Loss and hysterectomy
When my pain specialist left, I was handed to another for Botox treatment. I felt lost. My marriage ended, debt piled up, and I grieved the life I had hoped for. In 2013, at 43, I had a hysterectomy (ovaries intact) due to endometriosis—a condition linked to migraine I didn’t know I had—but the hoped-for relief never came. Instead, the migraines intensified. Before he left, my original pain specialist had mentioned a promising new treatment in development: CGRP inhibitors. It felt like a distant hope.
Life-Changing Treatment
In 2018, Aimovig (erenumab) was approved in Australia. I was accepted into a familiarisation program and, for the first time in decades, my life changed. Migraines dropped by about 70%, acute medication use fell by 88%, and I could finally breathe. For the first time, I had to ask myself: What does life look like without constant fear of pain?
Ongoing challenges
But nothing lasts forever. After 28 months, the program ended. Without PBS coverage and at $1,500 a month, Aimovig was out of reach. I tried Emgality and Ajovy—helpful, but not as transformative. Eventually, I gained PBS access to Vyepti at 100mg, but the more effective 300mg dose remains unaffordable. Now, I supplement with candesartan and a cocktail of medications for not just migraine, but a growing list of comorbidities—hypothyroidism, GERD, allergies, and hormone imbalances.

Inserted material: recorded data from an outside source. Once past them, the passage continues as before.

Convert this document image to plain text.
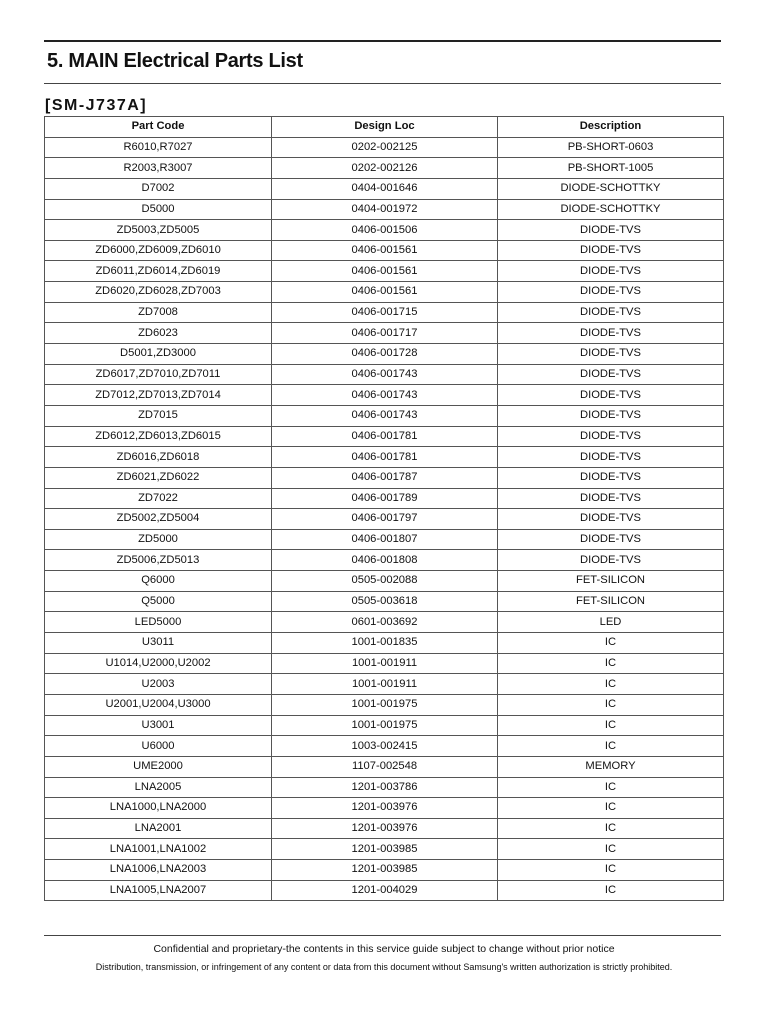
5. MAIN Electrical Parts List
[SM-J737A]
Part Code	Design Loc	Description
R6010,R7027	0202-002125	PB-SHORT-0603
R2003,R3007	0202-002126	PB-SHORT-1005
D7002	0404-001646	DIODE-SCHOTTKY
D5000	0404-001972	DIODE-SCHOTTKY
ZD5003,ZD5005	0406-001506	DIODE-TVS
ZD6000,ZD6009,ZD6010	0406-001561	DIODE-TVS
ZD6011,ZD6014,ZD6019	0406-001561	DIODE-TVS
ZD6020,ZD6028,ZD7003	0406-001561	DIODE-TVS
ZD7008	0406-001715	DIODE-TVS
ZD6023	0406-001717	DIODE-TVS
D5001,ZD3000	0406-001728	DIODE-TVS
ZD6017,ZD7010,ZD7011	0406-001743	DIODE-TVS
ZD7012,ZD7013,ZD7014	0406-001743	DIODE-TVS
ZD7015	0406-001743	DIODE-TVS
ZD6012,ZD6013,ZD6015	0406-001781	DIODE-TVS
ZD6016,ZD6018	0406-001781	DIODE-TVS
ZD6021,ZD6022	0406-001787	DIODE-TVS
ZD7022	0406-001789	DIODE-TVS
ZD5002,ZD5004	0406-001797	DIODE-TVS
ZD5000	0406-001807	DIODE-TVS
ZD5006,ZD5013	0406-001808	DIODE-TVS
Q6000	0505-002088	FET-SILICON
Q5000	0505-003618	FET-SILICON
LED5000	0601-003692	LED
U3011	1001-001835	IC
U1014,U2000,U2002	1001-001911	IC
U2003	1001-001911	IC
U2001,U2004,U3000	1001-001975	IC
U3001	1001-001975	IC
U6000	1003-002415	IC
UME2000	1107-002548	MEMORY
LNA2005	1201-003786	IC
LNA1000,LNA2000	1201-003976	IC
LNA2001	1201-003976	IC
LNA1001,LNA1002	1201-003985	IC
LNA1006,LNA2003	1201-003985	IC
LNA1005,LNA2007	1201-004029	IC
Confidential and proprietary-the contents in this service guide subject to change without prior notice
Distribution, transmission, or infringement of any content or data from this document without Samsung's written authorization is strictly prohibited.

Living with symptoms every day
I still live with symptoms most days—fatigue, brain fog, light and sound sensitivity. Even without head pain, migraine is always in the room with me. I work full-time running outreach programs, carrying the weight of being someone others depend on, but I’m tired. Retirement is not yet an option, financially or otherwise. I often wonder: How much longer can I keep this up?
Mental health and children
Some days, depression knocks. Some days, I feel invisible—at home, at work, in society. This isn’t the life I imagined at 55.
Still, I keep going. Not for the monster in my head, but for my children. All three live with migraine too, alongside their own health challenges. For years, I felt like I had failed them because of my illness. But I know now—that’s not the whole truth. I have fought every single day. And I still do.
Hope and resilience
There is no cure. In the world of migraine, “cure” is a cruel word. My goal has always been better management, more good days, and holding on to hope.
Thank you for reading. If you live with migraine, know this—you are not alone. There are others, like me, still searching, still standing, still hoping.